Merasa tatapan itu familiar, aku bertanya padanya, “Ada apa? Ada hal lain yang terjadi?”
“Haha! Matamu tak bisa ditipu. Oh, bukan masalah besar, tapi aku hanya punya usulan kecil.”
“Sebuah lamaran?”
“Yap. Aku sudah memikirkan banyak hal, banyak hal, dan jelas kaulah satu-satunya yang bisa melakukannya. Terutama dalam hal implementasinya.”
“Aku takut dengan seberapa banyak kamu memujiku saat ini.”
“Jangan khawatir, kali ini tidak ada bahaya. Aku bisa menjamin itu.”
“Ini makin menakutkan saja… Ada apa?”
“Bagaimana kalau kita beli Tennessine, kamu dan aku?”

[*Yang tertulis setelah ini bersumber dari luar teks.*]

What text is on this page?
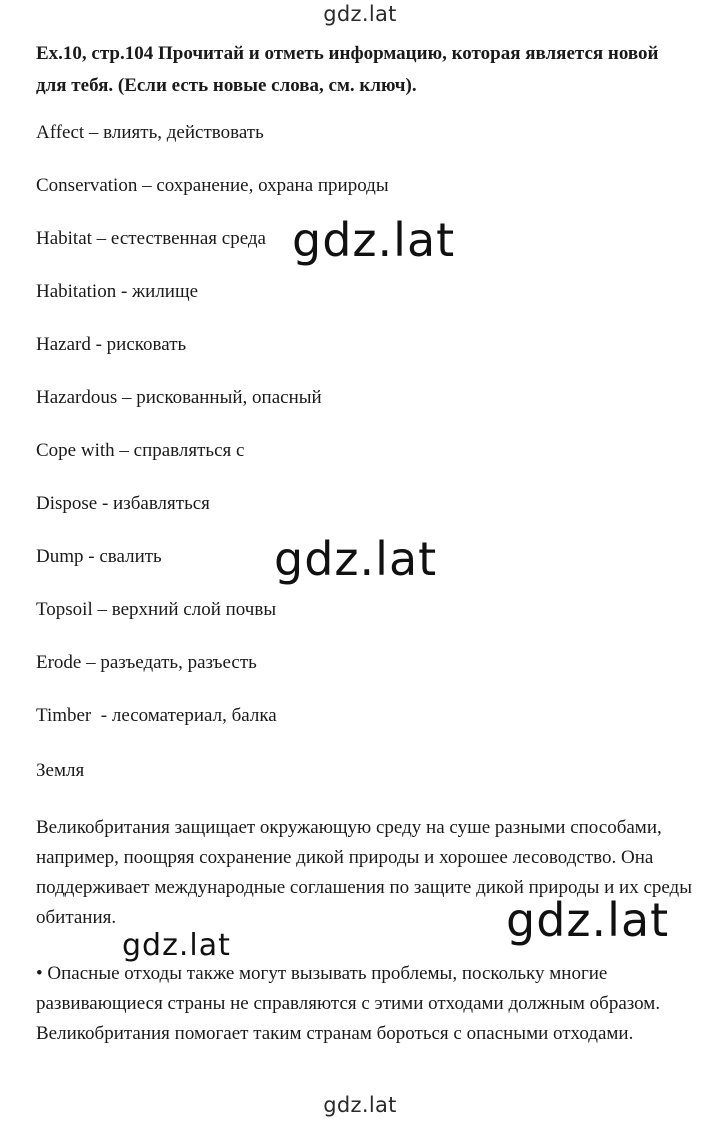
gdz.lat
Ex.10, стр.104 Прочитай и отметь информацию, которая является новой для тебя. (Если есть новые слова, см. ключ).
Affect – влиять, действовать
Conservation – сохранение, охрана природы
Habitat – естественная среда
Habitation - жилище
Hazard - рисковать
Hazardous – рискованный, опасный
Cope with – справляться с
Dispose - избавляться
Dump - свалить
Topsoil – верхний слой почвы
Erode – разъедать, разъесть
Timber  - лесоматериал, балка
Земля

Великобритания защищает окружающую среду на суше разными способами, например, поощряя сохранение дикой природы и хорошее лесоводство. Она поддерживает международные соглашения по защите дикой природы и их среды обитания.

• Опасные отходы также могут вызывать проблемы, поскольку многие развивающиеся страны не справляются с этими отходами должным образом. Великобритания помогает таким странам бороться с опасными отходами.

gdz.lat
gdz.lat
gdz.lat
gdz.lat
gdz.lat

Seluruh salon hening. Teman-temanku dan teman-teman Neptune sama-sama menutup mulut dan menatap kami—kecuali Eve. Dia tampak tidak tertarik, seperti biasa.
“Apa yang terjadi?” tanyaku khawatir.
“Ketika saya melapor kepada klien saya, mereka memilih pengorbanan manusia.”
“…Dengan serius?”
Pengorbanan manusia. Kata-kata itu memberitahuku semua yang perlu kuketahui, karena aku telah memecahkan misteri Tennessine.
Aku, dari semua orang. Mantan budak perusahaan jahat. Pengorbanan manusia pada dasarnya adalah langkah logis berikutnya.
“Dan, yah, aku sebenarnya tidak terlalu suka itu,” tambah Neptune. “Kurasa satu-satunya cara untuk menghentikannya adalah dengan membeli Tennessine secara grosir.”
“Jadi begitu.”
Aku berpikir dalam hati sementara teman-temanku menonton.
Tepat saat itu, Eve menarik perhatianku. Aku teringat percakapan terakhir kita.
Percakapan itulah yang membawa saya pada sebuah kemungkinan. Saya mempertimbangkan kemungkinan itu secara realistis untuk sesaat.
“Apa katamu?” desak Neptunus padaku.
“Mari kita melangkah lebih jauh,” jawabku.
“Hm?”
“Mari kita membangun kota.”
“Sebuah kota?”
“Ya. Sebuah kota di Tennessine.”
Jawaban itu pasti mengejutkan, karena Neptunus tertegun. Namun, tak lama kemudian, senyumnya yang biasa kembali.
“Kau tak pernah berhenti membuat takjub, kawan,” katanya. “Aku belum pernah mendengar ada orang yang melakukan hal itu. Bahkan tak pernah terpikir olehku.”
“Benarkah begitu?”
“Tapi… aku suka.” Sambil tersenyum, ia berkata dengan antusias, “Kalau kita bekerja sama, aku yakin kita bisa.”
Dan dia mengulurkan tangannya.
Aku menggoyangkannya.
Keluargaku. Keluarga Neptunus. Berkat kekuatan gabungan kami…masa depan cerah mulai terbentuk di benakku.